Wanna tell ya about Alice Texas and the big beat. Specifically, how they slunk outta the rock swamps of New York and went off in search of an Americana that might’ve never been. If the nor’eastern urban gothic blues of their 2001 debut Gold suggested P.J. Harvey down at the crossroads clutching the Nick Cave songbook, Sad Days is the sound of Alice Texas — vocalist Alice Schneider, guitarist Peter Mavrogeorgis, drummer David Berger and assorted friends on upright bass, accordion and horns — venturing even deeper into the mythic heartland.
The journey is about excavations and exhumations, from the literal (on the lam in Kansas with a cowboy lover in the Gun Club-esque slide-guit blooze of “Where I’d Become”) to the metaphysical (“I crawled out of the sea onto land, my belly slick, my head burnin’…I’m a comin’, drawn to you like black on the water,” sings Schneider, part Loretta Lynn brassy drawl and part Hope Sandoval opiated slur, in the jagged country-jazz noir of “Run To You”).

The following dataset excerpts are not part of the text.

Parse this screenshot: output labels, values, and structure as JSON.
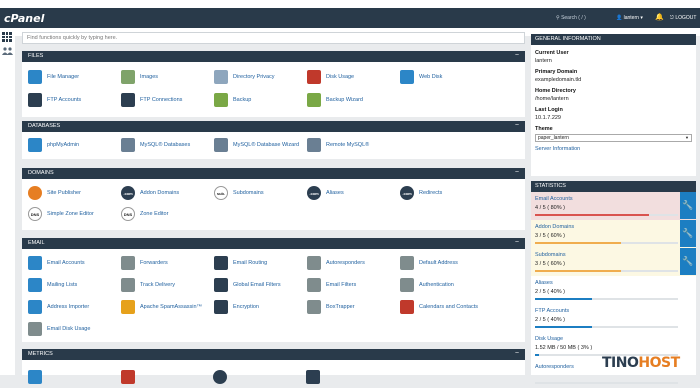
{
  "topbar": {
    "logo": "cPanel",
    "search_placeholder": "Search ( / )",
    "user": "lantern",
    "logout": "LOGOUT"
  },
  "search": {
    "placeholder": "Find functions quickly by typing here."
  },
  "files": {
    "title": "FILES",
    "toggle": "−",
    "items": [
      {
        "label": "File Manager",
        "icon": "file-manager-icon",
        "color": "#2c86c7"
      },
      {
        "label": "Images",
        "icon": "images-icon",
        "color": "#7fa36a"
      },
      {
        "label": "Directory Privacy",
        "icon": "directory-privacy-icon",
        "color": "#8ea6bd"
      },
      {
        "label": "Disk Usage",
        "icon": "disk-usage-icon",
        "color": "#c0392b"
      },
      {
        "label": "Web Disk",
        "icon": "web-disk-icon",
        "color": "#2c86c7"
      },
      {
        "label": "FTP Accounts",
        "icon": "ftp-accounts-icon",
        "color": "#2c3e50"
      },
      {
        "label": "FTP Connections",
        "icon": "ftp-connections-icon",
        "color": "#2c3e50"
      },
      {
        "label": "Backup",
        "icon": "backup-icon",
        "color": "#7aa846"
      },
      {
        "label": "Backup Wizard",
        "icon": "backup-wizard-icon",
        "color": "#7aa846"
      }
    ]
  },
  "databases": {
    "title": "DATABASES",
    "toggle": "−",
    "items": [
      {
        "label": "phpMyAdmin",
        "icon": "phpmyadmin-icon",
        "color": "#2c86c7"
      },
      {
        "label": "MySQL® Databases",
        "icon": "mysql-databases-icon",
        "color": "#6a7f93"
      },
      {
        "label": "MySQL® Database Wizard",
        "icon": "mysql-wizard-icon",
        "color": "#6a7f93"
      },
      {
        "label": "Remote MySQL®",
        "icon": "remote-mysql-icon",
        "color": "#6a7f93"
      }
    ]
  },
  "domains": {
    "title": "DOMAINS",
    "toggle": "−",
    "items": [
      {
        "label": "Site Publisher",
        "icon": "site-publisher-icon",
        "color": "#e67e22",
        "badge": ""
      },
      {
        "label": "Addon Domains",
        "icon": "addon-domains-icon",
        "color": "#2c3e50",
        "badge": ".com"
      },
      {
        "label": "Subdomains",
        "icon": "subdomains-icon",
        "color": "#ffffff",
        "badge": "sub."
      },
      {
        "label": "Aliases",
        "icon": "aliases-icon",
        "color": "#2c3e50",
        "badge": ".com"
      },
      {
        "label": "Redirects",
        "icon": "redirects-icon",
        "color": "#2c3e50",
        "badge": ".com"
      },
      {
        "label": "Simple Zone Editor",
        "icon": "simple-zone-editor-icon",
        "color": "#ffffff",
        "badge": "DNS"
      },
      {
        "label": "Zone Editor",
        "icon": "zone-editor-icon",
        "color": "#ffffff",
        "badge": "DNS"
      }
    ]
  },
  "email": {
    "title": "EMAIL",
    "toggle": "−",
    "items": [
      {
        "label": "Email Accounts",
        "icon": "email-accounts-icon",
        "color": "#2c86c7"
      },
      {
        "label": "Forwarders",
        "icon": "forwarders-icon",
        "color": "#7f8c8d"
      },
      {
        "label": "Email Routing",
        "icon": "email-routing-icon",
        "color": "#2c3e50"
      },
      {
        "label": "Autoresponders",
        "icon": "autoresponders-icon",
        "color": "#7f8c8d"
      },
      {
        "label": "Default Address",
        "icon": "default-address-icon",
        "color": "#7f8c8d"
      },
      {
        "label": "Mailing Lists",
        "icon": "mailing-lists-icon",
        "color": "#2c86c7"
      },
      {
        "label": "Track Delivery",
        "icon": "track-delivery-icon",
        "color": "#7f8c8d"
      },
      {
        "label": "Global Email Filters",
        "icon": "global-email-filters-icon",
        "color": "#2c3e50"
      },
      {
        "label": "Email Filters",
        "icon": "email-filters-icon",
        "color": "#7f8c8d"
      },
      {
        "label": "Authentication",
        "icon": "authentication-icon",
        "color": "#7f8c8d"
      },
      {
        "label": "Address Importer",
        "icon": "address-importer-icon",
        "color": "#2c86c7"
      },
      {
        "label": "Apache SpamAssassin™",
        "icon": "spamassassin-icon",
        "color": "#e6a11b"
      },
      {
        "label": "Encryption",
        "icon": "encryption-icon",
        "color": "#2c3e50"
      },
      {
        "label": "BoxTrapper",
        "icon": "boxtrapper-icon",
        "color": "#7f8c8d"
      },
      {
        "label": "Calendars and Contacts",
        "icon": "calendars-contacts-icon",
        "color": "#c0392b"
      },
      {
        "label": "Email Disk Usage",
        "icon": "email-disk-usage-icon",
        "color": "#7f8c8d"
      }
    ]
  },
  "metrics": {
    "title": "METRICS",
    "toggle": "−"
  },
  "general": {
    "title": "GENERAL INFORMATION",
    "current_user_label": "Current User",
    "current_user": "lantern",
    "primary_domain_label": "Primary Domain",
    "primary_domain": "exampledomain.tld",
    "home_directory_label": "Home Directory",
    "home_directory": "/home/lantern",
    "last_login_label": "Last Login",
    "last_login": "10.1.7.229",
    "theme_label": "Theme",
    "theme": "paper_lantern",
    "server_info": "Server Information"
  },
  "stats": {
    "title": "STATISTICS",
    "items": [
      {
        "label": "Email Accounts",
        "value": "4 / 5 ( 80% )",
        "fraction": 0.8,
        "state": "danger"
      },
      {
        "label": "Addon Domains",
        "value": "3 / 5 ( 60% )",
        "fraction": 0.6,
        "state": "warning"
      },
      {
        "label": "Subdomains",
        "value": "3 / 5 ( 60% )",
        "fraction": 0.6,
        "state": "warning"
      },
      {
        "label": "Aliases",
        "value": "2 / 5 ( 40% )",
        "fraction": 0.4,
        "state": "normal"
      },
      {
        "label": "FTP Accounts",
        "value": "2 / 5 ( 40% )",
        "fraction": 0.4,
        "state": "normal"
      },
      {
        "label": "Disk Usage",
        "value": "1.52 MB / 50 MB ( 3% )",
        "fraction": 0.03,
        "state": "normal"
      },
      {
        "label": "Autoresponders",
        "value": "",
        "fraction": 0,
        "state": "normal"
      }
    ]
  },
  "colors": {
    "danger_bg": "#f2dede",
    "danger_bar": "#d9534f",
    "warning_bg": "#fcf8e3",
    "warning_bar": "#f0ad4e",
    "normal_bar": "#1c7ec2"
  },
  "watermark": {
    "part1": "TINO",
    "part2": "HOST"
  }
}
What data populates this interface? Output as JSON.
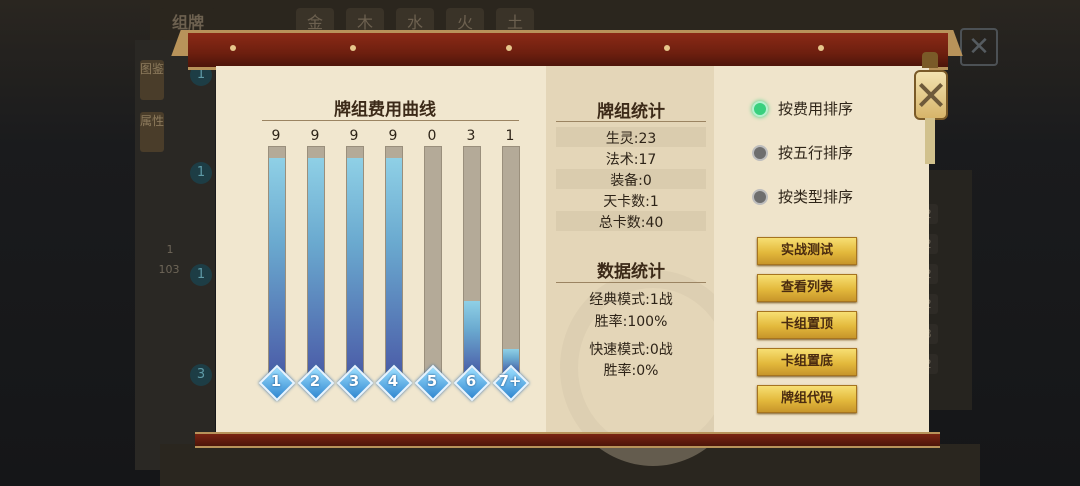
{
  "background": {
    "title": "组牌",
    "tabs": [
      "金",
      "木",
      "水",
      "火",
      "土"
    ],
    "left_tags": [
      "图鉴",
      "属性"
    ],
    "circle_counts": [
      "1",
      "1",
      "1",
      "3"
    ],
    "left_numbers": [
      "1",
      "103"
    ],
    "right_numbers": [
      "2",
      "2",
      "2",
      "2",
      "3",
      "2"
    ]
  },
  "cost_curve": {
    "title": "牌组费用曲线",
    "costs": [
      "1",
      "2",
      "3",
      "4",
      "5",
      "6",
      "7+"
    ],
    "counts": [
      9,
      9,
      9,
      9,
      0,
      3,
      1
    ],
    "max": 9,
    "fill_color": "#6aa9cf"
  },
  "deck_stats": {
    "title": "牌组统计",
    "lines": [
      "生灵:23",
      "法术:17",
      "装备:0",
      "天卡数:1",
      "总卡数:40"
    ]
  },
  "data_stats": {
    "title": "数据统计",
    "lines": [
      "经典模式:1战",
      "胜率:100%",
      "快速模式:0战",
      "胜率:0%"
    ]
  },
  "sort_options": [
    {
      "label": "按费用排序",
      "selected": true
    },
    {
      "label": "按五行排序",
      "selected": false
    },
    {
      "label": "按类型排序",
      "selected": false
    }
  ],
  "buttons": [
    "实战测试",
    "查看列表",
    "卡组置顶",
    "卡组置底",
    "牌组代码"
  ],
  "colors": {
    "frame": "#6d1f0f",
    "gold_button": "#e3b93c",
    "radio_on": "#39d07e"
  }
}
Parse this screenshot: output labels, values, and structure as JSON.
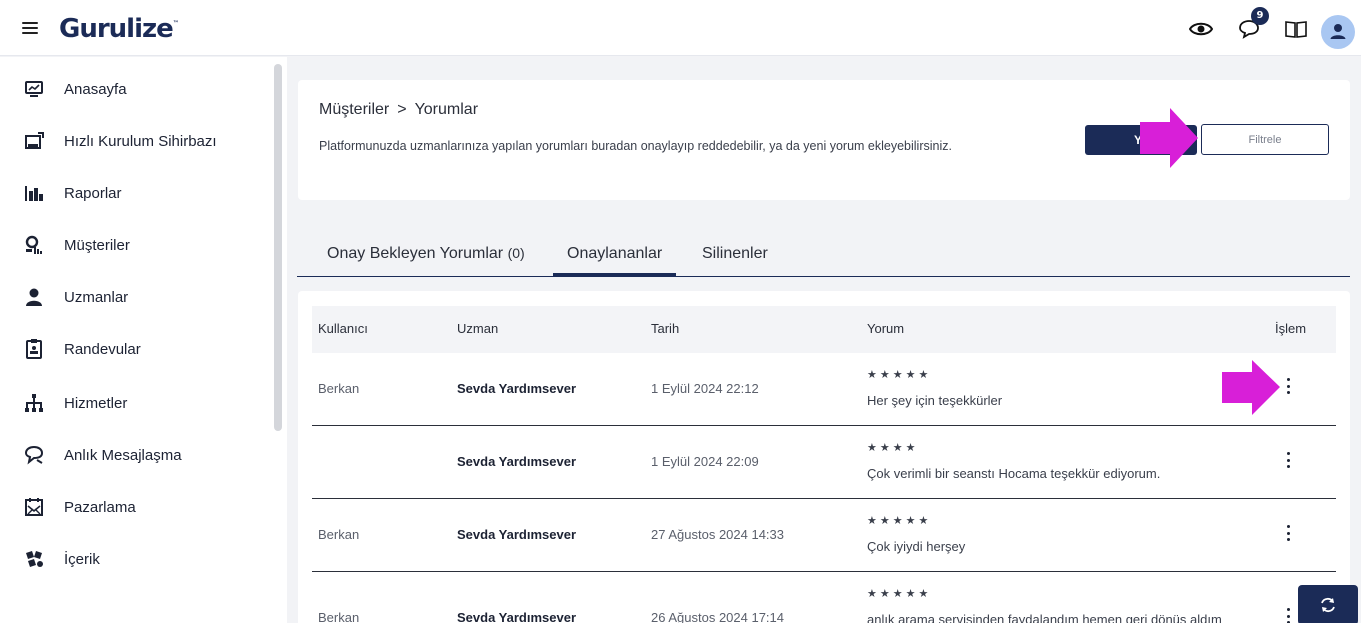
{
  "app": {
    "logo_text": "Gurulize",
    "logo_mark": "™"
  },
  "topbar": {
    "notification_count": "9",
    "icons": [
      "eye-icon",
      "chat-icon",
      "book-icon",
      "user-icon"
    ]
  },
  "sidebar": {
    "items": [
      {
        "label": "Anasayfa",
        "icon": "monitor-chart-icon"
      },
      {
        "label": "Hızlı Kurulum Sihirbazı",
        "icon": "setup-wizard-icon"
      },
      {
        "label": "Raporlar",
        "icon": "bar-chart-icon"
      },
      {
        "label": "Müşteriler",
        "icon": "customers-icon"
      },
      {
        "label": "Uzmanlar",
        "icon": "experts-icon"
      },
      {
        "label": "Randevular",
        "icon": "appointments-icon"
      },
      {
        "label": "Hizmetler",
        "icon": "services-icon"
      },
      {
        "label": "Anlık Mesajlaşma",
        "icon": "messaging-icon"
      },
      {
        "label": "Pazarlama",
        "icon": "marketing-icon"
      },
      {
        "label": "İçerik",
        "icon": "content-icon"
      }
    ]
  },
  "header": {
    "breadcrumb": [
      "Müşteriler",
      "Yorumlar"
    ],
    "breadcrumb_sep": ">",
    "description": "Platformunuzda uzmanlarınıza yapılan yorumları buradan onaylayıp reddedebilir, ya da yeni yorum ekleyebilirsiniz.",
    "new_button_label": "Ye",
    "filter_button_label": "Filtrele"
  },
  "tabs": [
    {
      "label": "Onay Bekleyen Yorumlar",
      "count": "(0)"
    },
    {
      "label": "Onaylananlar"
    },
    {
      "label": "Silinenler"
    }
  ],
  "table": {
    "columns": [
      "Kullanıcı",
      "Uzman",
      "Tarih",
      "Yorum",
      "İşlem"
    ],
    "rows": [
      {
        "user": "Berkan",
        "expert": "Sevda Yardımsever",
        "date": "1 Eylül 2024 22:12",
        "stars": "★★★★★",
        "comment": "Her şey için teşekkürler"
      },
      {
        "user": "",
        "expert": "Sevda Yardımsever",
        "date": "1 Eylül 2024 22:09",
        "stars": "★★★★",
        "comment": "Çok verimli bir seanstı Hocama teşekkür ediyorum."
      },
      {
        "user": "Berkan",
        "expert": "Sevda Yardımsever",
        "date": "27 Ağustos 2024 14:33",
        "stars": "★★★★★",
        "comment": "Çok iyiydi herşey"
      },
      {
        "user": "Berkan",
        "expert": "Sevda Yardımsever",
        "date": "26 Ağustos 2024 17:14",
        "stars": "★★★★★",
        "comment": "anlık arama servisinden faydalandım hemen geri dönüş aldım"
      }
    ]
  },
  "colors": {
    "brand": "#1b2b57",
    "arrow": "#d81fd8",
    "avatar": "#a9c7f2"
  }
}
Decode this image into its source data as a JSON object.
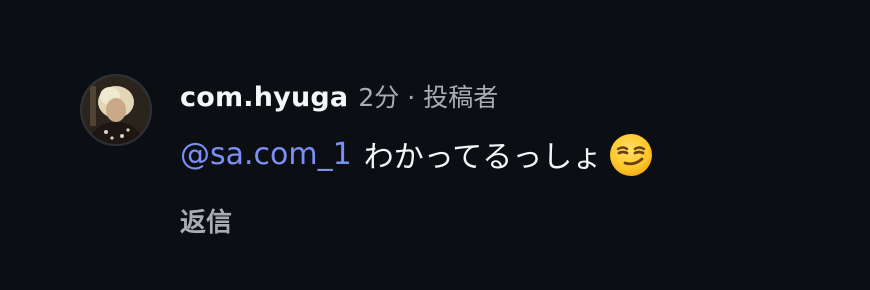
{
  "comment": {
    "username": "com.hyuga",
    "time": "2分",
    "separator": "·",
    "role_badge": "投稿者",
    "mention": "@sa.com_1",
    "text": "わかってるっしょ",
    "emoji": "smirking-face-emoji",
    "reply_label": "返信"
  },
  "colors": {
    "background": "#0b0f14",
    "username": "#f5f6f7",
    "meta": "#a9adb3",
    "mention": "#7d8ff5"
  }
}
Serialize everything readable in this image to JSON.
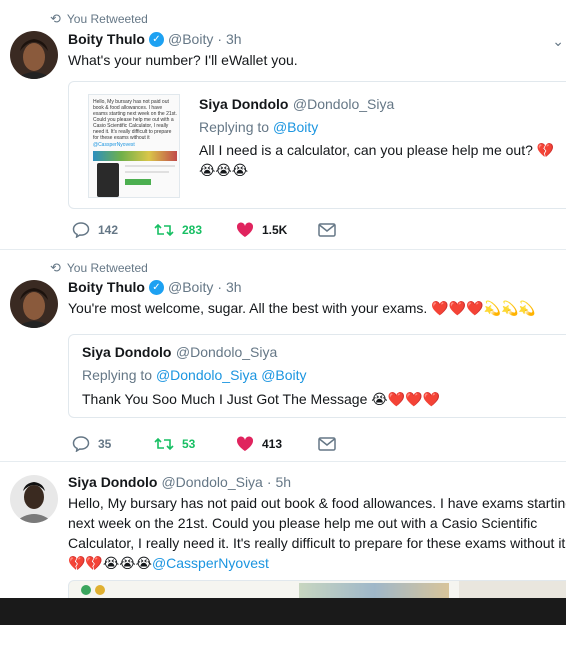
{
  "tweets": [
    {
      "retweet_label": "You Retweeted",
      "author": "Boity Thulo",
      "handle": "@Boity",
      "dot": "·",
      "time": "3h",
      "text": "What's your number? I'll eWallet you.",
      "quote": {
        "author": "Siya Dondolo",
        "handle": "@Dondolo_Siya",
        "replying_prefix": "Replying to ",
        "replying_to": "@Boity",
        "text": "All I need is a calculator, can you please help me out? 💔",
        "emoji_line": "😭😭😭",
        "thumb_text": "Hello, My bursary has not paid out book & food allowances. I have exams starting next week on the 21st. Could you please help me out with a Casio Scientific Calculator, I really need it. It's really difficult to prepare for these exams without it",
        "thumb_mention": "@CassperNyovest"
      },
      "reply_count": "142",
      "retweet_count": "283",
      "like_count": "1.5K"
    },
    {
      "retweet_label": "You Retweeted",
      "author": "Boity Thulo",
      "handle": "@Boity",
      "dot": "·",
      "time": "3h",
      "text": "You're most welcome, sugar. All the best with your exams. ❤️❤️❤️💫💫💫",
      "quote": {
        "author": "Siya Dondolo",
        "handle": "@Dondolo_Siya",
        "replying_prefix": "Replying to ",
        "replying_to": "@Dondolo_Siya @Boity",
        "text": "Thank You Soo Much I Just Got The Message 😭❤️❤️❤️"
      },
      "reply_count": "35",
      "retweet_count": "53",
      "like_count": "413"
    },
    {
      "author": "Siya Dondolo",
      "handle": "@Dondolo_Siya",
      "dot": "·",
      "time": "5h",
      "line1": "Hello, My bursary has not paid out book & food allowances. I have exams starting",
      "line2": "next week on the 21st. Could you please help me out with a Casio Scientific",
      "line3": "Calculator, I really need it. It's really difficult to prepare for these exams without it",
      "line4_emoji": "💔💔😭😭😭",
      "line4_mention": "@CassperNyovest"
    }
  ],
  "colors": {
    "accent": "#1da1f2",
    "retweet_green": "#17bf63",
    "like_red": "#e0245e",
    "muted": "#657786"
  }
}
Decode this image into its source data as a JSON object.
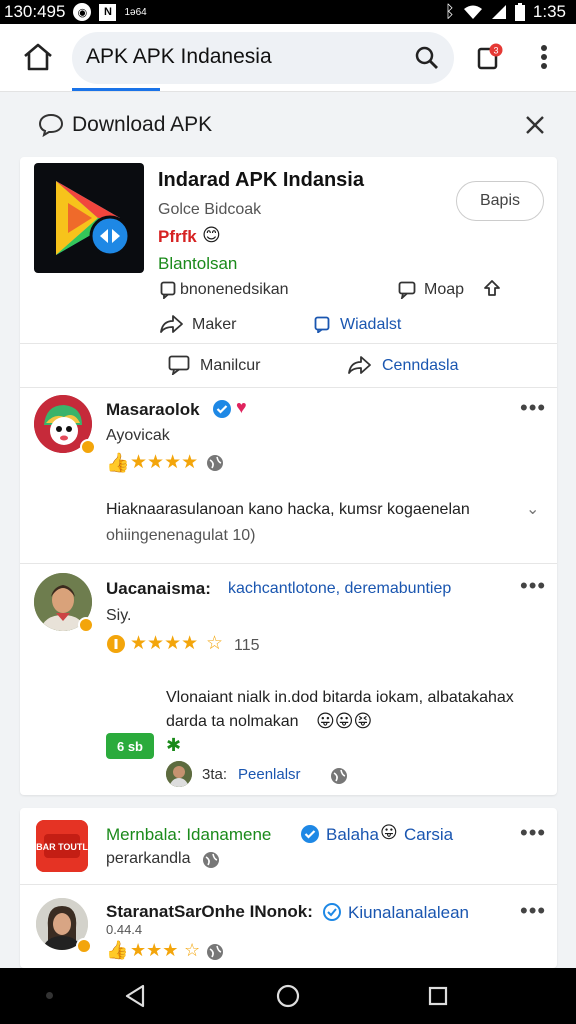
{
  "status_bar": {
    "time_left": "130:495",
    "badge_n": "N",
    "small_text": "1ǝ64",
    "time_right": "1:35"
  },
  "browser": {
    "url": "APK APK Indanesia"
  },
  "banner": {
    "title": "Download APK"
  },
  "app": {
    "name": "Indarad APK Indansia",
    "developer": "Golce Bidcoak",
    "rating_text": "Pfrfk",
    "status": "Blantolsan",
    "button": "Bapis",
    "action_left": "bnonenedsikan",
    "action_right": "Moap",
    "action_maker": "Maker",
    "action_link": "Wiadalst",
    "footer_left": "Manilcur",
    "footer_right": "Cenndasla"
  },
  "reviews": [
    {
      "name": "Masaraolok",
      "sub": "Ayovicak",
      "text_line1": "Hiaknaarasulanoan kano hacka, kumsr kogaenelan",
      "text_line2": "ohiingenenagulat 10)"
    },
    {
      "name": "Uacanaisma:",
      "name_link": "kachcantlotone, deremabuntiep",
      "sub": "Siy.",
      "rating_count": "115",
      "text_line1": "Vlonaiant nialk in.dod bitarda iokam, albatakahax",
      "text_line2": "darda ta nolmakan",
      "chip": "6 sb",
      "reply_label": "3ta:",
      "reply_link": "Peenlalsr"
    },
    {
      "name": "Mernbala: Idanamene",
      "name_link": "Balaha",
      "name_tail": "Carsia",
      "sub": "perarkandla",
      "logo_text": "BAR TOUTL"
    },
    {
      "name": "StaranatSarOnhe INonok:",
      "name_link": "Kiunalanalalean",
      "sub": "0.44.4"
    }
  ],
  "colors": {
    "accent_blue": "#1a73e8",
    "link_blue": "#1a56b0",
    "green": "#1a8a1a",
    "star": "#f3a50b"
  }
}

Throughout, the vocals and sonics carry a harrowing emotional heft — you’ve never really felt whisper-to-scream dynamics until you encounter the apocalyptic climax of the slow-burner “New Leaves” — but it’s thankfully devoid of the histrionics and pull-a-rabbit-out-of-a-twat tricks rendering so many of today’s “intense” young divas cartoonish. Schneider doesn’t need gimmickry. With her raven-tressed, smoldering good looks, lyric sensuality, and charismatic delivery, she’s a force of nature.